Au cours de leur déambulation d’environ une heure, les visiteurs sont notamment plongés dans deux reconstitutions de cabinets de dentistes, l’un datant du début du siècle et l’autre des années 30. On retient surtout la beauté des lieux: des meubles en acajou, des fauteuils en velours, une atmosphère somptueuse. Il faut dire que les soins dentaires ont longtemps été réservées aux classes aisées. Les moins nantis devaient le plus souvent s’en remettre aux arracheurs de dents qui officiaient pour quelques sous derrière l’église le dimanche.

Ceux-ci inspirent depuis toujours les artistes qui chérissent le thème du lascar armé d’une grande pince, face à son client transi de peur. Plusieurs bas-reliefs, figurines et tableaux d’art naïf qui illustrent cette composition sont exposés dans les vitrines du musée.

Évolution technique

Laboratoire de prothèses dentaires durant les années 60

Ce qu’on a longtemps appelé «art dentaire» a évolué au rythme des changements technologiques. Les rayons X, par exemple, découverts en 1895 par Wilhelm Conrad Röntgen, font rapidement leur entrée dans les cabinets. Cela permettra aux dentistes de voir l’état de la dentition à travers la peau et les muqueuses.
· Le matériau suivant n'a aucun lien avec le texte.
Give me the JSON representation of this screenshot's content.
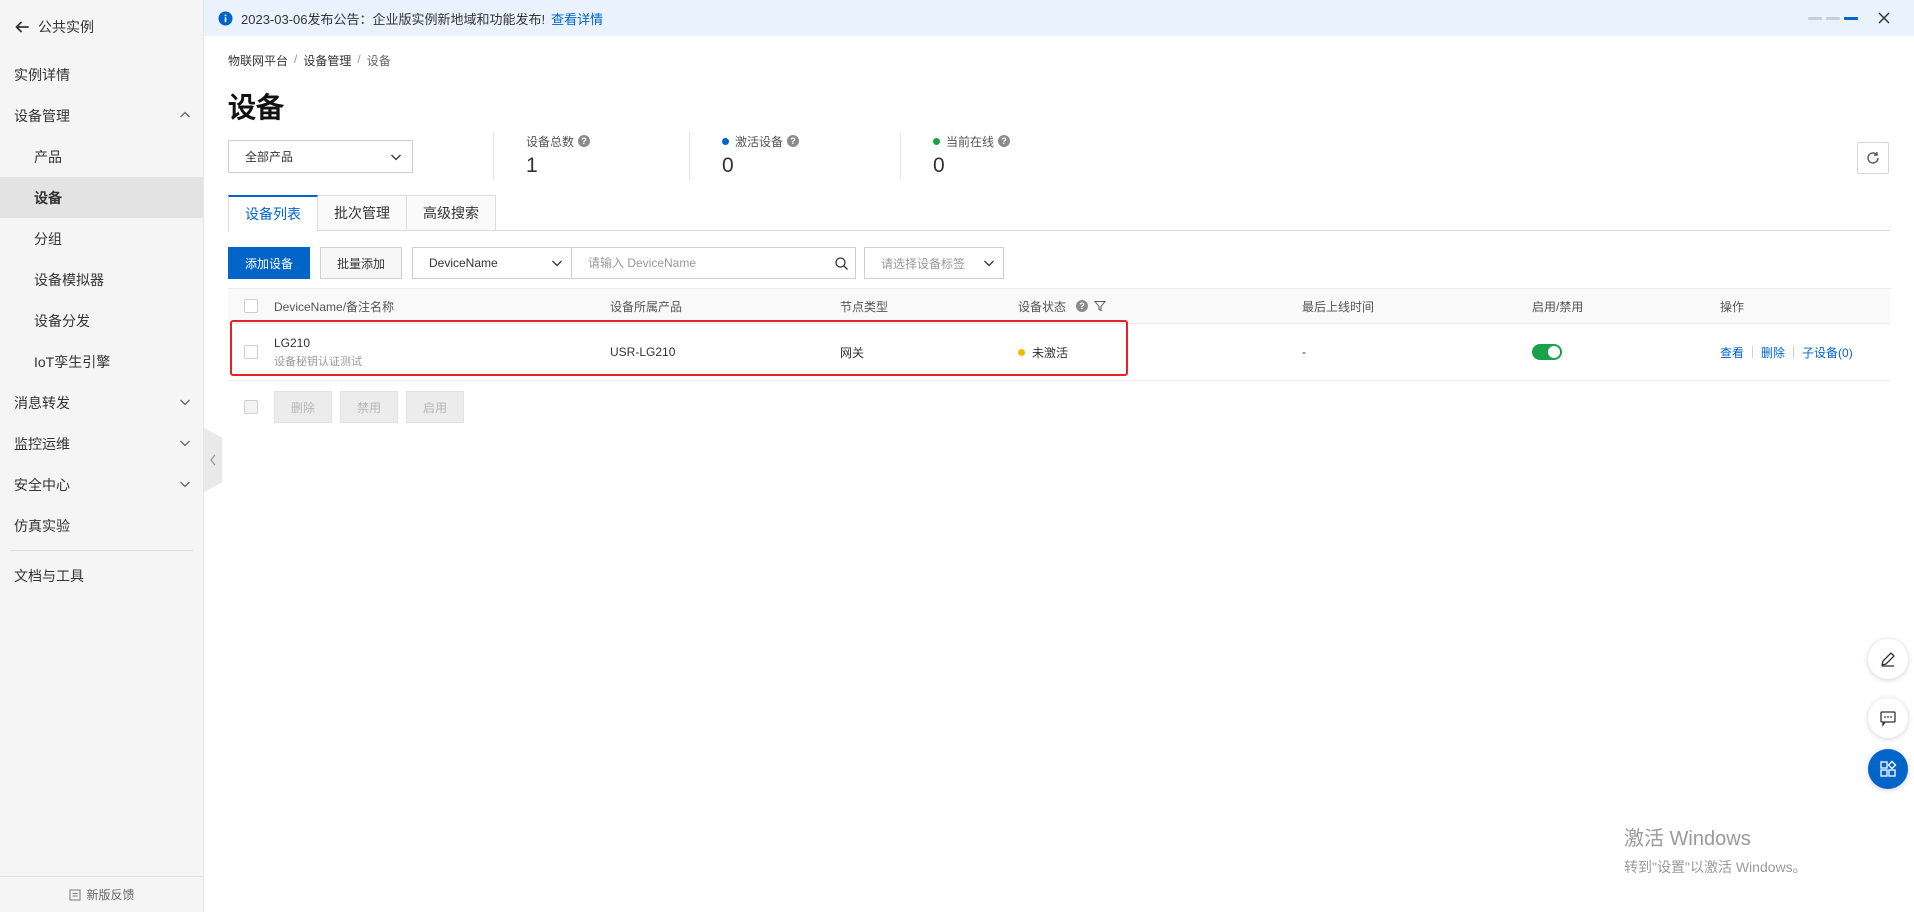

«Les dentistes sont des “patenteux”. Ce n’est pas d’hier qu’ils se fabriquent des outils», signale le Dr Ruel. L’ancêtre des fraiseuses électriques était actionné par une pédale. On en trouve un magnifique témoin au musée. On voit que cet instrument, datant de 1895, a beaucoup servi, car la pédale a été usée par la chaussure du dentiste. «En Chine, ce type d’appareil est encore utilisé», mentionne le Dr Ruel en montrant une image du National Geographic Magazine.
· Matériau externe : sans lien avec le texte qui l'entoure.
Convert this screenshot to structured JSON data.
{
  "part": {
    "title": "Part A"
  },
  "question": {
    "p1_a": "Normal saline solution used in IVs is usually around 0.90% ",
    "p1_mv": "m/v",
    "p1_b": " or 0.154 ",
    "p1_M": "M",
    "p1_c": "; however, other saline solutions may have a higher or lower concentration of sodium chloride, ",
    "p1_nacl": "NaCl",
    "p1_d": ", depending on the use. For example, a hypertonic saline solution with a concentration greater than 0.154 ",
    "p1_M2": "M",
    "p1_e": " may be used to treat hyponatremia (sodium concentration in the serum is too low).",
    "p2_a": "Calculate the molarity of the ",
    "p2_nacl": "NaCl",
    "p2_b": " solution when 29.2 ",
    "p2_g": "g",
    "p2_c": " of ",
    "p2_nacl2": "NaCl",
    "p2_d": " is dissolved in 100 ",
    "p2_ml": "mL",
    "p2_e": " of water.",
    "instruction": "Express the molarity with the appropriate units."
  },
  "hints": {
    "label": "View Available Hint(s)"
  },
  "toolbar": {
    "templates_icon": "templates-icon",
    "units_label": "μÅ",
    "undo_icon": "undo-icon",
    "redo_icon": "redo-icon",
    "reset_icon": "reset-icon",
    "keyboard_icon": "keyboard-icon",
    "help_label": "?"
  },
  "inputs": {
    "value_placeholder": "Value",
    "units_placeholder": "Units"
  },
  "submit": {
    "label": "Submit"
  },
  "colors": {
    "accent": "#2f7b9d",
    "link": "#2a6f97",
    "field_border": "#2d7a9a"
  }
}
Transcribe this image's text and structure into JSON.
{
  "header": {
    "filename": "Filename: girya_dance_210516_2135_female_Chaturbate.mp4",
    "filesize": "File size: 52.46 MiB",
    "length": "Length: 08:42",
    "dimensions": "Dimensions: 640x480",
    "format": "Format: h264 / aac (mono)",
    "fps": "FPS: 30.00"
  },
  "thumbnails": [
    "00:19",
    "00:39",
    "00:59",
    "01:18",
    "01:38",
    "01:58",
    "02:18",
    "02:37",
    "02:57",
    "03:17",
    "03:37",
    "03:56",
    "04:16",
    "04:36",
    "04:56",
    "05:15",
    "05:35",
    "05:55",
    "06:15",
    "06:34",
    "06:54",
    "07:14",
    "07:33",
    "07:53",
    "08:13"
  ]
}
L’anesthésie a aussi connu des changements. On délaissera, graduellement, la cocaïne puis le chloroforme sur un tampon d’ouate pour des méthodes plus modernes. Lorsque le protoxyde d’azote ou gaz hilarant démontre son efficacité à partir des années 30, il est adopté par les dentistes. Cependant, durant la décennie de 1960, une série de décès attribuables à l’utilisation de ce gaz y met fin subitement.

L’une des plus importantes innovations dans l’art dentaire a été l’apparition de la vulcanisation. Cette technique permet la fabrication de moulages en latex qui entrent dans la composition de prothèses dentaires mieux adaptées aux palais et aux gencives.

Le coloré Eudore Dubeau

Celui qui a donné son nom au musée a été le premier doyen de la Faculté de médecine dentaire. Personnage coloré, il détestait ouvertement le clergé et n’hésitait pas à se montrer avec sa maîtresse au volant de sa rutilante Cadillac. Homme d’affaires redoutable, il avait beaucoup voyagé et portait le titre ronflant de «consul honoraire du Portugal».
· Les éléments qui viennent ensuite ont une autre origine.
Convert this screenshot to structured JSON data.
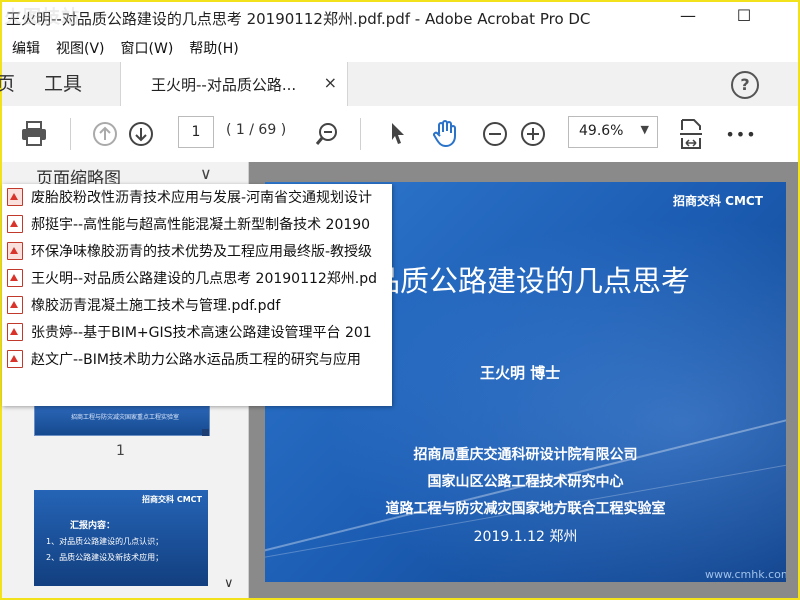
{
  "window": {
    "title": "王火明--对品质公路建设的几点思考 20190112郑州.pdf.pdf - Adobe Acrobat Pro DC",
    "watermark": "火图技站",
    "minimize": "—",
    "maximize": "☐"
  },
  "menu": [
    "编辑",
    "视图(V)",
    "窗口(W)",
    "帮助(H)"
  ],
  "tabs": {
    "home_partial": "页",
    "tools": "工具",
    "document": "王火明--对品质公路...",
    "close": "×",
    "help": "?"
  },
  "toolbar": {
    "page_number": "1",
    "page_count": "( 1 / 69 )",
    "zoom": "49.6%",
    "more": "•••"
  },
  "sidebar": {
    "title": "页面缩略图",
    "thumb1_text": "招商工程与防灾减灾国家重点工程实验室",
    "thumb1_number": "1",
    "thumb2_logo": "招商交科 CMCT",
    "thumb2_line1": "汇报内容：",
    "thumb2_line2": "1、对品质公路建设的几点认识；",
    "thumb2_line3": "2、品质公路建设及新技术应用；"
  },
  "recent_files": [
    {
      "name": "废胎胶粉改性沥青技术应用与发展-河南省交通规划设计",
      "type": "ppt"
    },
    {
      "name": "郝挺宇--高性能与超高性能混凝土新型制备技术 20190",
      "type": "pdf"
    },
    {
      "name": "环保净味橡胶沥青的技术优势及工程应用最终版-教授级",
      "type": "ppt"
    },
    {
      "name": "王火明--对品质公路建设的几点思考 20190112郑州.pd",
      "type": "pdf"
    },
    {
      "name": "橡胶沥青混凝土施工技术与管理.pdf.pdf",
      "type": "pdf"
    },
    {
      "name": "张贵婷--基于BIM+GIS技术高速公路建设管理平台  201",
      "type": "pdf"
    },
    {
      "name": "赵文广--BIM技术助力公路水运品质工程的研究与应用",
      "type": "pdf"
    }
  ],
  "slide": {
    "logo": "招商交科 CMCT",
    "title": "品质公路建设的几点思考",
    "author": "王火明 博士",
    "org1": "招商局重庆交通科研设计院有限公司",
    "org2": "国家山区公路工程技术研究中心",
    "org3": "道路工程与防灾减灾国家地方联合工程实验室",
    "date": "2019.1.12   郑州",
    "footer": "www.cmhk.com"
  }
}
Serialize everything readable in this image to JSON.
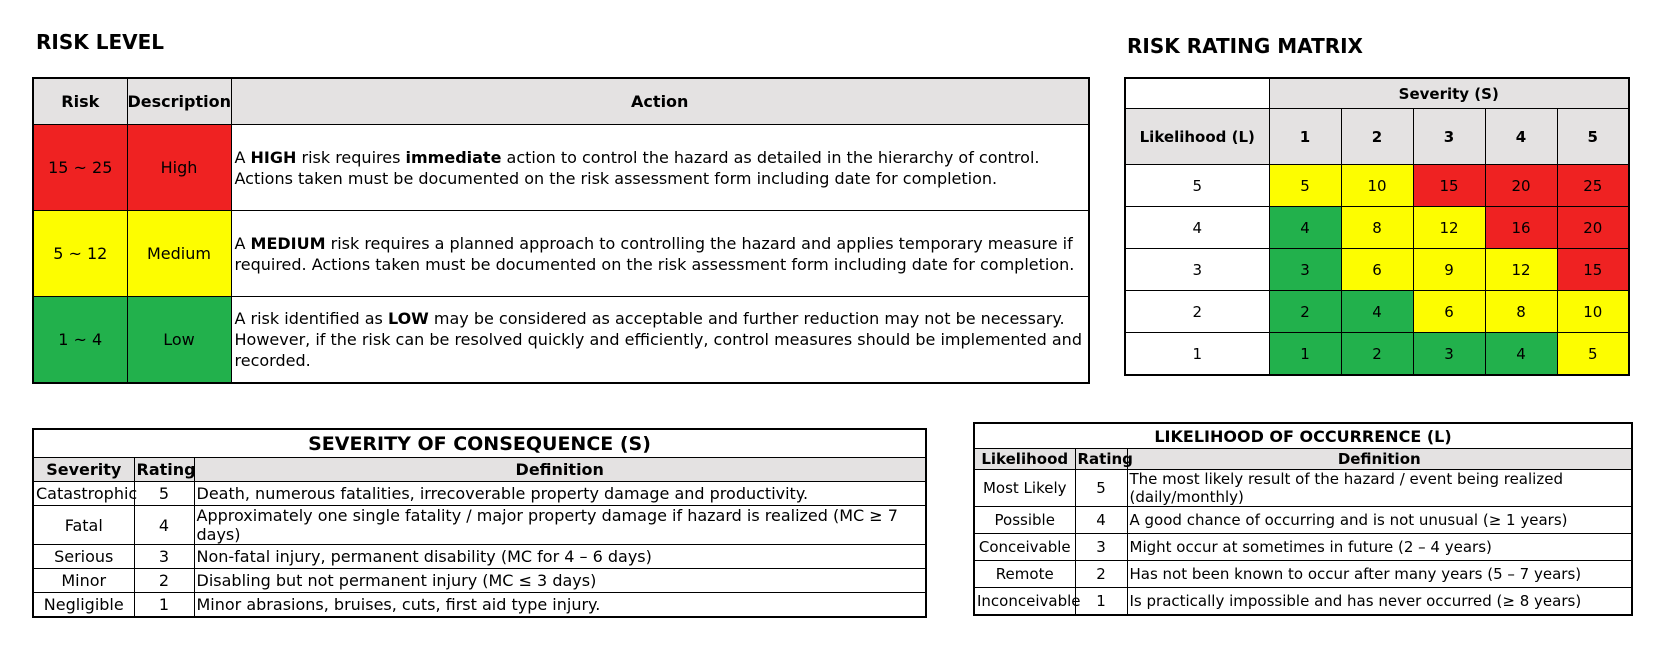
{
  "risk_level": {
    "title": "RISK LEVEL",
    "headers": {
      "risk": "Risk",
      "description": "Description",
      "action": "Action"
    },
    "rows": [
      {
        "risk": "15 ~ 25",
        "description": "High",
        "color": "#ef2222",
        "action": {
          "p1": "A ",
          "b1": "HIGH",
          "p2": " risk requires ",
          "b2": "immediate",
          "p3": " action to control the hazard as detailed in the hierarchy of control. Actions taken must be documented on the risk assessment form including date for completion."
        }
      },
      {
        "risk": "5 ~ 12",
        "description": "Medium",
        "color": "#fdfd00",
        "action": {
          "p1": "A ",
          "b1": "MEDIUM",
          "p2": " risk requires a planned approach to controlling the hazard and applies temporary measure if required. Actions taken must be documented on the risk assessment form including date for completion."
        }
      },
      {
        "risk": "1 ~ 4",
        "description": "Low",
        "color": "#22b14c",
        "action": {
          "p1": "A risk identified as ",
          "b1": "LOW",
          "p2": " may be considered as acceptable and further reduction may not be necessary. However, if the risk can be resolved quickly and efficiently, control measures should be implemented and recorded."
        }
      }
    ]
  },
  "risk_matrix": {
    "title": "RISK RATING MATRIX",
    "severity_label": "Severity (S)",
    "likelihood_label": "Likelihood (L)",
    "severity_cols": [
      "1",
      "2",
      "3",
      "4",
      "5"
    ],
    "rows": [
      {
        "likelihood": "5",
        "cells": [
          "5",
          "10",
          "15",
          "20",
          "25"
        ]
      },
      {
        "likelihood": "4",
        "cells": [
          "4",
          "8",
          "12",
          "16",
          "20"
        ]
      },
      {
        "likelihood": "3",
        "cells": [
          "3",
          "6",
          "9",
          "12",
          "15"
        ]
      },
      {
        "likelihood": "2",
        "cells": [
          "2",
          "4",
          "6",
          "8",
          "10"
        ]
      },
      {
        "likelihood": "1",
        "cells": [
          "1",
          "2",
          "3",
          "4",
          "5"
        ]
      }
    ]
  },
  "severity": {
    "title": "SEVERITY OF CONSEQUENCE (S)",
    "headers": {
      "severity": "Severity",
      "rating": "Rating",
      "definition": "Definition"
    },
    "rows": [
      {
        "severity": "Catastrophic",
        "rating": "5",
        "definition": "Death, numerous fatalities, irrecoverable property damage and productivity."
      },
      {
        "severity": "Fatal",
        "rating": "4",
        "definition": "Approximately one single fatality / major property damage if hazard is realized (MC ≥ 7 days)"
      },
      {
        "severity": "Serious",
        "rating": "3",
        "definition": "Non-fatal injury, permanent disability (MC for 4 – 6 days)"
      },
      {
        "severity": "Minor",
        "rating": "2",
        "definition": "Disabling but not permanent injury (MC ≤ 3 days)"
      },
      {
        "severity": "Negligible",
        "rating": "1",
        "definition": "Minor abrasions, bruises, cuts, first aid type injury."
      }
    ]
  },
  "likelihood": {
    "title": "LIKELIHOOD OF OCCURRENCE (L)",
    "headers": {
      "likelihood": "Likelihood",
      "rating": "Rating",
      "definition": "Definition"
    },
    "rows": [
      {
        "likelihood": "Most Likely",
        "rating": "5",
        "definition": "The most likely result of the hazard / event being realized (daily/monthly)"
      },
      {
        "likelihood": "Possible",
        "rating": "4",
        "definition": "A good chance of occurring and is not unusual (≥ 1 years)"
      },
      {
        "likelihood": "Conceivable",
        "rating": "3",
        "definition": "Might occur at sometimes in future (2 – 4 years)"
      },
      {
        "likelihood": "Remote",
        "rating": "2",
        "definition": "Has not been known to occur after many years (5 – 7 years)"
      },
      {
        "likelihood": "Inconceivable",
        "rating": "1",
        "definition": "Is practically impossible and has never occurred (≥ 8 years)"
      }
    ]
  },
  "colors": {
    "high": "#ef2222",
    "medium": "#fdfd00",
    "low": "#22b14c",
    "header_bg": "#e4e2e2"
  }
}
Après avoir reçu une formation d’apprenti auprès d’un dentiste professionnel, il a entrepris des études aux États-Unis avant d’ouvrir une école privée à l’angle des rues Saint-Hubert et De Montigny, à Montréal. Quand l’Université Laval pense ouvrir une succursale dans la métropole, en 1921, il ne tarde pas à s’associer au projet. En 1942, il cède ses plans de cours et son matériel à l’Université de Montréal, où l’on vient de fonder la Faculté de chirurgie dentaire.

Beaucoup de choses restent à découvrir en ce qui concerne l’histoire de la médecine dentaire, signale le Dr Ruel. Avec d’autres professeurs et chercheurs de sa faculté, il vient de créer un centre de recherche sur l’histoire de la médecine dentaire afin de lever le voile sur l’évolution de la discipline. «On veut mieux connaître l’apport des Québécois et des Canadiens à la dentisterie. On ne doit pas perdre notre mémoire professionnelle», dit-il.